After writing about the experience of finding my Buddy's family, my heart has been so crazy. Not in a bad way, but in another moment of clarity. As I look at my little handsome Bubba Gus in his bed, my heart is so full. After finding out baby #3 was indeed a BOY and not another GIRL, I was a little nauseous. I couldn't believe it. I couldn't believe that I would be so lucky as to have another boy. Don't get me wrong, in any way, that I wouldn't have been happy about another girl. I would have been ecstatic, babies are more than blessings in my life. But after having placed E, my heart really did ache for a boy. A mamas boy, a little boy that would love me as much as E loves his mama!
As I sat in my room, the nights following the meeting of S sister, my heart was sooooo at peace. And the feelings I had towards this baby boy were so special. I remember praying to our Heavenly Father, thanking him, for helping me find R & S. I remember talking to this little boy in my tummy telling him that I loved him. That I knew that he was supposed to be with his RIGHT mom and dad. That if it were the right thing to keep him I would. OH HOW I WOULD. I loved him in a way no one will ever know, except those of us moms that place can know.
I felt LUCKY, that Heavenly Father entrusted me with this little spirit. To trust an immature little girl, to make the right choice in getting him home. I felt blessed that my Father in Heaven loved me enough to let me make a wrong choice right.
One night, soon after, my parents, my 'pretend parents'(leenie and D), and BF and I all came together in Leenies home. I don't remember most of what we talked about, but I remember asking for a blessing after. As we all sat there they asked who I would want to give the blessing, my dad or D, I asked D if he would mind giving me a blessing. You see, with the BF sitting there, I didn't want him to think that my dad was saying anything just because he was there. I wanted a no biased blessing(does that even make sense?)
In that blessing, D said that I would find a husband worthy of me, that I would marry and have a family with. I was a little shocked that he said that. And i felt that it was right. I think the BF and I knew that we wouldn't be together, I meant heck he defiantly showed he didn't want to be together. I was stuck because what can a pregnant girl do? But I still had feelings for him, and was still in need of him... WHY? I had no idea why, a few short weeks later, I would find out.
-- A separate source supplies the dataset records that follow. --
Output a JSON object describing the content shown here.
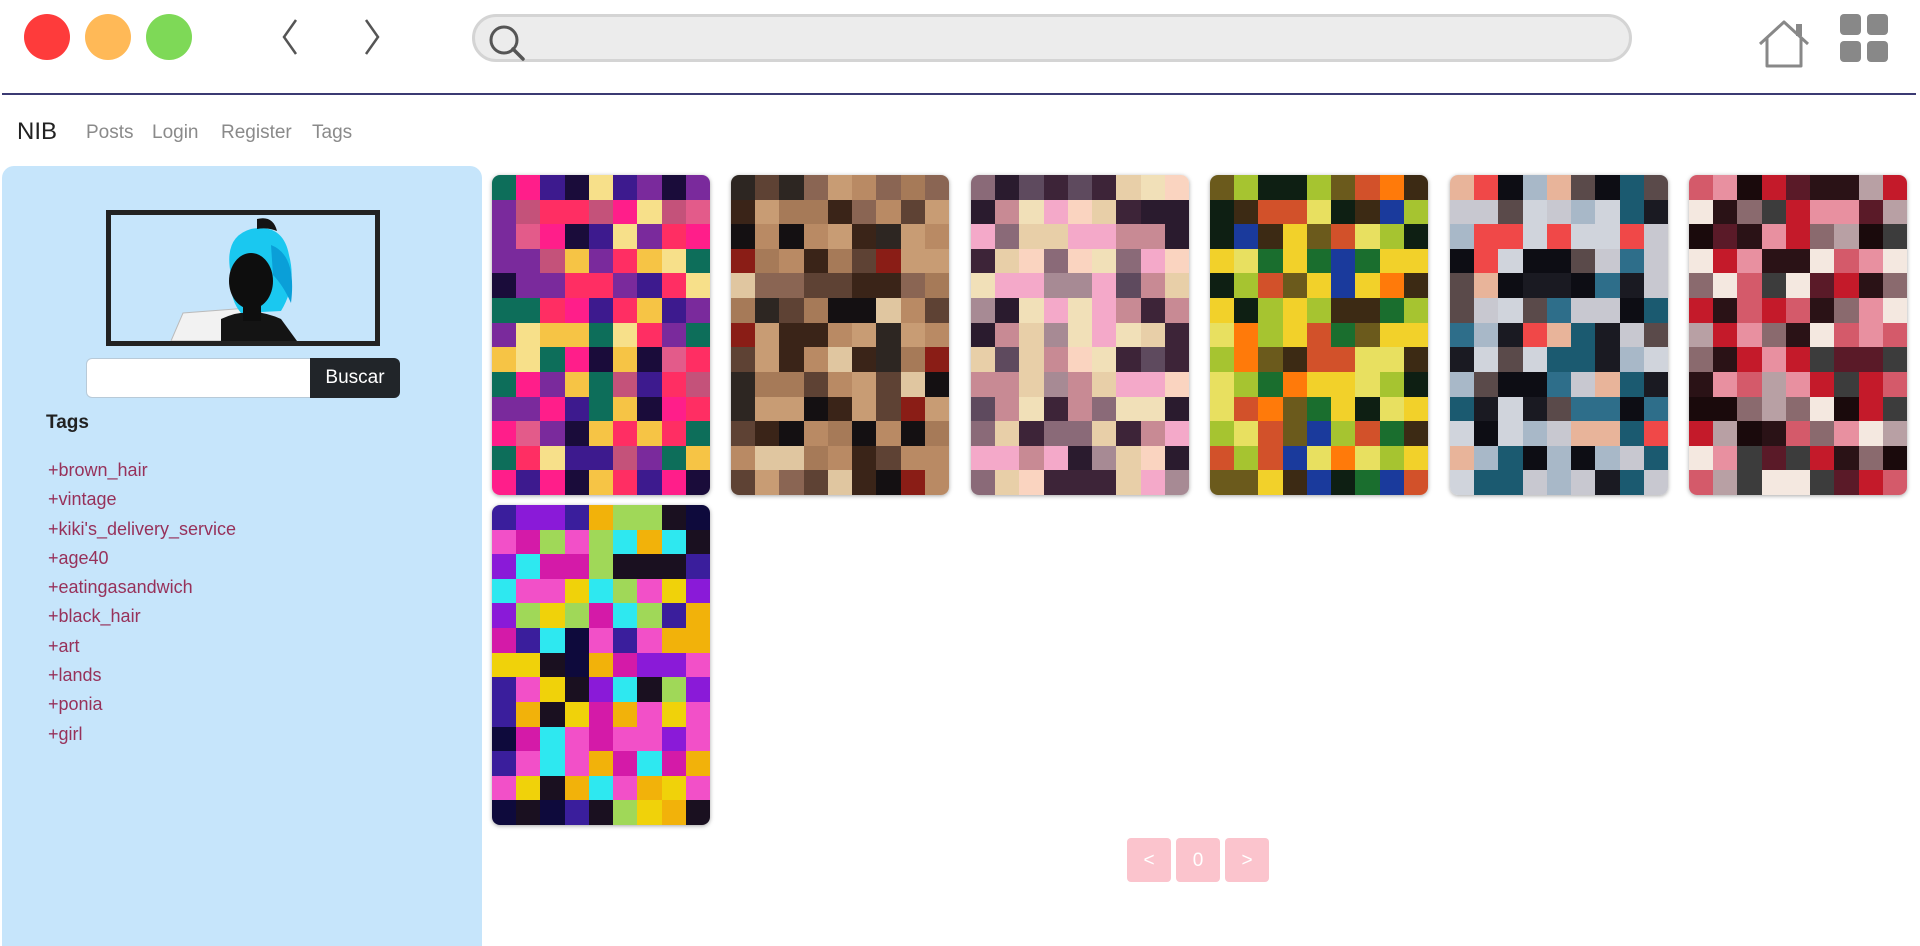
{
  "browser": {
    "address_value": "",
    "icons": [
      "close-light",
      "minimize-light",
      "maximize-light",
      "back-arrow",
      "forward-arrow",
      "search-icon",
      "home-icon",
      "apps-grid-icon"
    ]
  },
  "navbar": {
    "brand": "NIB",
    "links": [
      "Posts",
      "Login",
      "Register",
      "Tags"
    ]
  },
  "sidebar": {
    "search_value": "",
    "search_button": "Buscar",
    "tags_heading": "Tags",
    "tags": [
      "+brown_hair",
      "+vintage",
      "+kiki's_delivery_service",
      "+age40",
      "+eatingasandwich",
      "+black_hair",
      "+art",
      "+lands",
      "+ponia",
      "+girl"
    ]
  },
  "gallery": {
    "thumbnails": [
      {
        "palette": [
          "#ff2e63",
          "#f6c445",
          "#3d1a8e",
          "#c4527a",
          "#0d6e5a",
          "#f7e08a",
          "#ff1e8a",
          "#7a2a9c",
          "#e35b8a",
          "#1a0c3a"
        ]
      },
      {
        "palette": [
          "#8a6553",
          "#3a2418",
          "#b98a64",
          "#141012",
          "#8a1d16",
          "#c89c74",
          "#5e4234",
          "#a67a58",
          "#e0c6a0",
          "#2d2622"
        ]
      },
      {
        "palette": [
          "#f4a9c9",
          "#3d2438",
          "#e8cfa8",
          "#8a6a78",
          "#fad4c0",
          "#5e4a5e",
          "#2a1b2e",
          "#c88a94",
          "#f1e0b8",
          "#a78a94"
        ]
      },
      {
        "palette": [
          "#1a6e2e",
          "#f2d12a",
          "#0e1f13",
          "#ff7a0a",
          "#3c2a14",
          "#a6c430",
          "#1a3a9c",
          "#d2512a",
          "#6b5a1c",
          "#e8e060"
        ]
      },
      {
        "palette": [
          "#1b5a70",
          "#0d0d14",
          "#e8b49a",
          "#c8c8d0",
          "#2e6e8a",
          "#f04848",
          "#5a4a4a",
          "#d0d4dc",
          "#1a1a22",
          "#a8b8c8"
        ]
      },
      {
        "palette": [
          "#1a0a0c",
          "#c41a2a",
          "#f4e8e0",
          "#5a1a28",
          "#8a6a6e",
          "#e890a0",
          "#2a1216",
          "#d45a6a",
          "#3c3c3c",
          "#b8a0a4"
        ]
      },
      {
        "palette": [
          "#f250c8",
          "#3a1e9c",
          "#2ee8f0",
          "#f2b20a",
          "#0e0a3c",
          "#8a1ad8",
          "#a0d858",
          "#f0d20a",
          "#d41aa8",
          "#1a1020"
        ]
      }
    ]
  },
  "pagination": {
    "prev": "<",
    "current": "0",
    "next": ">"
  }
}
Following the conversation with S, when I told her we chose them, we decided that it would be best to follow LDSFS protocol as far as communication and openness(I wish we hadn't). At the time, almost 9 years ago, It was protocol to only have contact with a couple through letters. You couldn't know their last name, where they lived(even though I did because we found them through Suz), and after placement you got letters 1 time a week for the first 3 months. Following, the next 3 months, they were ever 2 weeks. After the 6 month mark, you and the couple determined the amount of open-ness you would have.
We found out that week that we would be meeting our babies parents the following Saturday!!!! The anticipation was INSANE, and I was nervous the ENTIRE week. What should I wear? Will they think our baby will be cute? Will they be as nice as I think they're going to be? Will it be awkward?